Adélaïde's speeches and writings devoted little attention to how a communist would look like, in favour of a fixation on discipline and condemnation of reactionaries, conspirators, and traitors. Her unyielding, severe rhetoric served to express the vengeful aspects of Gylian radicalism, and to anarchists symbolised the dangers of power. Nevertheless, her reputation earned her grudging respect among her anarchist rivals, preventing major moves against her faction during her lifetime.

The "alliance of convenience" was finally broken by the Lucian Purge in 1956, which removed statists–authoritarians from public life. In response to the purge and their exclusion from the Democratic Communist Party, they formed the Radical Communist Rally.

Gylias

The 1958 federal election doubled as a proxy for the anarchist–authoritarian battle. The DCP won a plurality of votes and seats, and together with the SP and SDP formed the largest bloc in the Popular Assembly. The RCR performed poorly, winning 5% of the vote and 16 seats. Thus, the Lucian Purge and election confirmed the triumph of anarcho-communists over statists.

Communists took part in the popular drafting process that produced the Constitution and six codes of law. With the anarchists commanding plurality but not majority support, a "miserable compromise" resulted, with symbolic concessions won by liberals and "constructive" conservatives while the left focused on preserving the fundamentals of the Free Territories.

The 1960 electoral reform led to a proliferation of new parties. The Progressive Alliance was set up as the left's main electoral bloc, reuniting libertarian socialists and anarcho-communists.

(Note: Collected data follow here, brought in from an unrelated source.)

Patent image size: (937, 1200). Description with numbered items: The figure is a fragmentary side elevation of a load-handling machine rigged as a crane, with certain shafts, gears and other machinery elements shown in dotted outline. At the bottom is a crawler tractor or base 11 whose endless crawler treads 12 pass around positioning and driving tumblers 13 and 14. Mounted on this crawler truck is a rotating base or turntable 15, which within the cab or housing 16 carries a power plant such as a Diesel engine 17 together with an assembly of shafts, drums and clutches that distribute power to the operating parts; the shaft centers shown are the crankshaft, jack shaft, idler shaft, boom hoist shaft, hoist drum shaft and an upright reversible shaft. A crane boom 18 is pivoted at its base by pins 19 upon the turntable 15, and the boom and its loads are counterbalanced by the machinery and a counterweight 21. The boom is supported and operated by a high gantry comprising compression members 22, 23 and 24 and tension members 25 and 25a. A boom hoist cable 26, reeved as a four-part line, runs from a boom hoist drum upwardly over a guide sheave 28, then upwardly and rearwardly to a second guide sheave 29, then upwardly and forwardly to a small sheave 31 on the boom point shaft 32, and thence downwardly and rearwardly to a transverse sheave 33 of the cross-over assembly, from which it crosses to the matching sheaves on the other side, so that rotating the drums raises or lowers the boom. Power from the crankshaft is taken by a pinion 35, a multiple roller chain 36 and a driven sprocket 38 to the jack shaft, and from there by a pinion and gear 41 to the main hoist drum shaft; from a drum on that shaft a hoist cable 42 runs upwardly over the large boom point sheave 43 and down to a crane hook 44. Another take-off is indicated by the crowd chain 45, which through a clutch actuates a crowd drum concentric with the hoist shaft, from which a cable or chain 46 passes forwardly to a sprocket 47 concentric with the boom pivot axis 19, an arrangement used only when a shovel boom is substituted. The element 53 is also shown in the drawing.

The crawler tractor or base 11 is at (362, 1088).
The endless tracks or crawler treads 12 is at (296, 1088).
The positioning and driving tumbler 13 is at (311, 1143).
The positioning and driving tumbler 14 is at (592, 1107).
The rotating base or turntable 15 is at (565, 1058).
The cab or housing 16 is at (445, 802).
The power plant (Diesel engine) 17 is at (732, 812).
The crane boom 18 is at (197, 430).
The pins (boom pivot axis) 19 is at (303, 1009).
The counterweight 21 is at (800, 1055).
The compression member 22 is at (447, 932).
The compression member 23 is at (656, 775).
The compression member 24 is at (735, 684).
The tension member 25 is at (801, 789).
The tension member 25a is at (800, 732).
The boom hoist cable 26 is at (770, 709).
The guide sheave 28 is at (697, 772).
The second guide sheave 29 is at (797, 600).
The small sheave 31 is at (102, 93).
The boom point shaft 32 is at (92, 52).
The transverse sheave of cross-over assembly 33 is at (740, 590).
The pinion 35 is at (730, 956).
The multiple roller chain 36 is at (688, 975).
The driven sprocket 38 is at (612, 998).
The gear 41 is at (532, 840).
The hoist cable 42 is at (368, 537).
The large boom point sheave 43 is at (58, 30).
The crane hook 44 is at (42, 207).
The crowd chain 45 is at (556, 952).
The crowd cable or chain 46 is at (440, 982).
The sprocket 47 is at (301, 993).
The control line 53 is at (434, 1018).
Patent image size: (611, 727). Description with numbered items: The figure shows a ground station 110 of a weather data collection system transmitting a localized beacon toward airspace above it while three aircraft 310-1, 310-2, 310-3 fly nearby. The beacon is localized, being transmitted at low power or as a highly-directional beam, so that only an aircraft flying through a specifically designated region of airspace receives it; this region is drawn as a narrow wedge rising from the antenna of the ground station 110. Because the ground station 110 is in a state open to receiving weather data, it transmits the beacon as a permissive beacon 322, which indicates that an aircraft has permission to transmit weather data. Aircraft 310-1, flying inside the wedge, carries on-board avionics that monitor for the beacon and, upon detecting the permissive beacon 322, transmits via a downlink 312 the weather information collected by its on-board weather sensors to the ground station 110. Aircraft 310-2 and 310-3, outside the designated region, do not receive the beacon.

The Revolutionary Rally was formed out of statist–authoritarian parties, including breakaways from the RCR.

The transition from the Free Territories to Gylias forged a Gylian consensus that included anarcho-communist tenets, with the economy being reorganised along Free Territories models, creating a Lange model market socialist system.

The DCP took a leading role in the Progressive Alliance, winning pluralities in the 1962 and 1969 federal elections. The utopian and social revolutionary tradition of anarchism found its greatest outlet in the Golden Revolution, which expanded and deepened the transformations begun in the Free Territories.

The RR remained marginalised during this period, on the fringes of Gylian political life. It barely entered the Gylian Parliament in 1962 and 1969, and struggled with a reputation for outdated ideas, rhetoric, and "greyness". The left-wing populism of Maria Elena Durante's Movement for Emancipation and Democracy more successfully deployed "crude communist rhetoric", reinforcing the perception that the RR were out of touch with society and culture, and irrelevant.

The wretched decade saw a reversal of fortunes. The RR, led by Aén Ďanez, became a major bloc in the 1976, 1980, and 1985 federal elections, capitalising on a sense of "revolutionary exhaustion" and identity-based grievances. They formed a fractious coalition with the PA, which became a leading cause of the crises of the wretched decade.

The attempt to obstruct the RR in coalition caused disgust and tensions among anarcho-communists and socialists, which played a role in the creation of People Power-Citizens' Movement.

Aén was finally ousted after the Ossorian war crisis of 1986, replaced by a national unity government led by Filomena Pinheiro. Filomena's government engaged in a renewed and more intense crackdown on authoritarians on the left and right, permanently removing them from public life. However, establised blocs' delay in confronting the crisis still caused a voter backlash. Voters turned instead to Non-inscrits, who obtained a breakthrough at the 1990 federal election.

With statists–authoritarians once again reduced to a marginal and insignificant presence, anarchists secured supremacy over Gylian communism. The PA spent two decades in a secondary position, finishing second to the Liberal Union in federal elections, before regaining a plurality of first preference votes and seats in the 2012 federal election and taking the senior role in the Toni Vallas government.